Come compito a casa gli suggerisco di riscrivere il sogno dal punto di vista di uno sceneggiatore- regista che abbia una visione positiva della vita. La considero una fantasia di ridecisione che può aprire a nuove possibilità. È sorprendente come con il sogno si può accedere molto rapidamente a nuclei profondi del copione che altrimenti sarebbero irraggiungibili, o richiederebbero mesi di lavoro, se focalizzassi e trattassi gli aspetti più lontani e rifiutati della personalità.
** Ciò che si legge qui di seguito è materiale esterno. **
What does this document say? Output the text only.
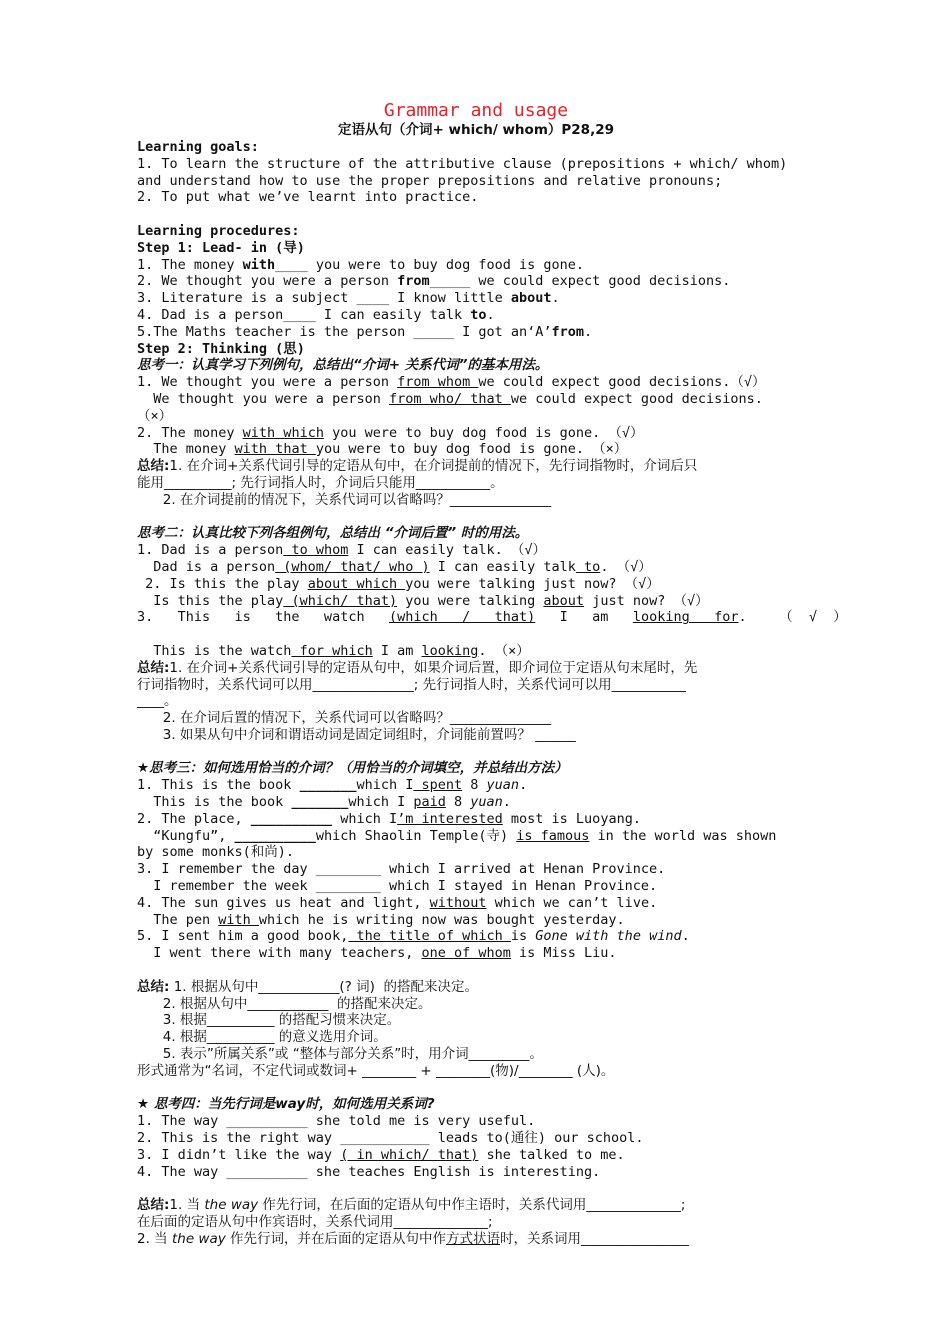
Grammar and usage
定语从句（介词+ which/ whom）P28,29
Learning goals:
1. To learn the structure of the attributive clause (prepositions + which/ whom)
and understand how to use the proper prepositions and relative pronouns;
2. To put what we’ve learnt into practice.
Learning procedures:
Step 1: Lead- in (导)
1. The money with____ you were to buy dog food is gone.
2. We thought you were a person from_____ we could expect good decisions.
3. Literature is a subject ____ I know little about.
4. Dad is a person____ I can easily talk to.
5.The Maths teacher is the person _____ I got an‘A’from.
Step 2: Thinking (思)
思考一：认真学习下列例句，总结出“介词+ 关系代词”的基本用法。
1. We thought you were a person from whom we could expect good decisions.（√）
We thought you were a person from who/ that we could expect good decisions.
（×）
2. The money with which you were to buy dog food is gone. （√）
The money with that you were to buy dog food is gone. （×）
总结:1. 在介词+关系代词引导的定语从句中，在介词提前的情况下，先行词指物时，介词后只
能用__________; 先行词指人时，介词后只能用___________。
2. 在介词提前的情况下，关系代词可以省略吗？_______________
思考二：认真比较下列各组例句，总结出 “介词后置” 时的用法。
1. Dad is a person to whom I can easily talk. （√）
Dad is a person (whom/ that/ who ) I can easily talk to. （√）
2. Is this the play about which you were talking just now? （√）
Is this the play (which/ that) you were talking about just now? （√）
3.   This   is   the   watch   (which   /   that)   I   am   looking   for.    （  √  ）
This is the watch for which I am looking. （×）
总结:1. 在介词+关系代词引导的定语从句中，如果介词后置，即介词位于定语从句末尾时，先
行词指物时，关系代词可以用_______________; 先行词指人时，关系代词可以用___________
____。
2. 在介词后置的情况下，关系代词可以省略吗？_______________
3. 如果从句中介词和谓语动词是固定词组时，介词能前置吗？ ______
★思考三：如何选用恰当的介词？（用恰当的介词填空，并总结出方法）
1. This is the book _______which I spent 8 yuan.
This is the book _______which I paid 8 yuan.
2. The place, __________ which I’m interested most is Luoyang.
“Kungfu”, __________which Shaolin Temple(寺) is famous in the world was shown
by some monks(和尚).
3. I remember the day ________ which I arrived at Henan Province.
I remember the week ________ which I stayed in Henan Province.
4. The sun gives us heat and light, without which we can’t live.
The pen with which he is writing now was bought yesterday.
5. I sent him a good book, the title of which is Gone with the wind.
I went there with many teachers, one of whom is Miss Liu.
总结: 1. 根据从句中____________(? 词)  的搭配来决定。
2. 根据从句中____________  的搭配来决定。
3. 根据__________ 的搭配习惯来决定。
4. 根据__________ 的意义选用介词。
5. 表示”所属关系”或 “整体与部分关系”时，用介词_________。
形式通常为“名词，不定代词或数词+ ________ + ________(物)/________ (人)。
★ 思考四：当先行词是way时，如何选用关系词?
1. The way __________ she told me is very useful.
2. This is the right way ___________ leads to(通往) our school.
3. I didn’t like the way ( in which/ that) she talked to me.
4. The way __________ she teaches English is interesting.
总结:1. 当 the way 作先行词，在后面的定语从句中作主语时，关系代词用______________;
在后面的定语从句中作宾语时，关系代词用______________;
2. 当 the way 作先行词，并在后面的定语从句中作方式状语时，关系词用________________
È un modo per entrare direttamente nella difesa e utilizzarne l’energia.

 

L’aspetto “mostruoso” – l’incubo

Il sogno terrifico, l’incubo hanno sempre sollecitato la curiosità degli uomini e molte ipotesi sono state fatte sulla natura di queste esperienze notturne, spesso attribuite a forze misteriose e di natura superiore. Sono aspetti ancora più alienati della personalità. Li considero come il risultato di una elaborazione magica del bambino a contatto con i suoi vissuti di impotenza di fronte ad esperienze alle quali non può o non sa rispondere e reagire. È difficile spiegare come “soddisfazione allucinatoria di desideri irrazionali” questi tipi di sogni. La connotazione implicita nella concezione freudiana e che l’uomo è per “sua natura malvagio e che la società lo costringe alla morale” (Fromm 1951). Neanche condivido la posizione di chi ritiene che gli aspetti “negativi” della personalità vadano eliminati (Steiner 1979).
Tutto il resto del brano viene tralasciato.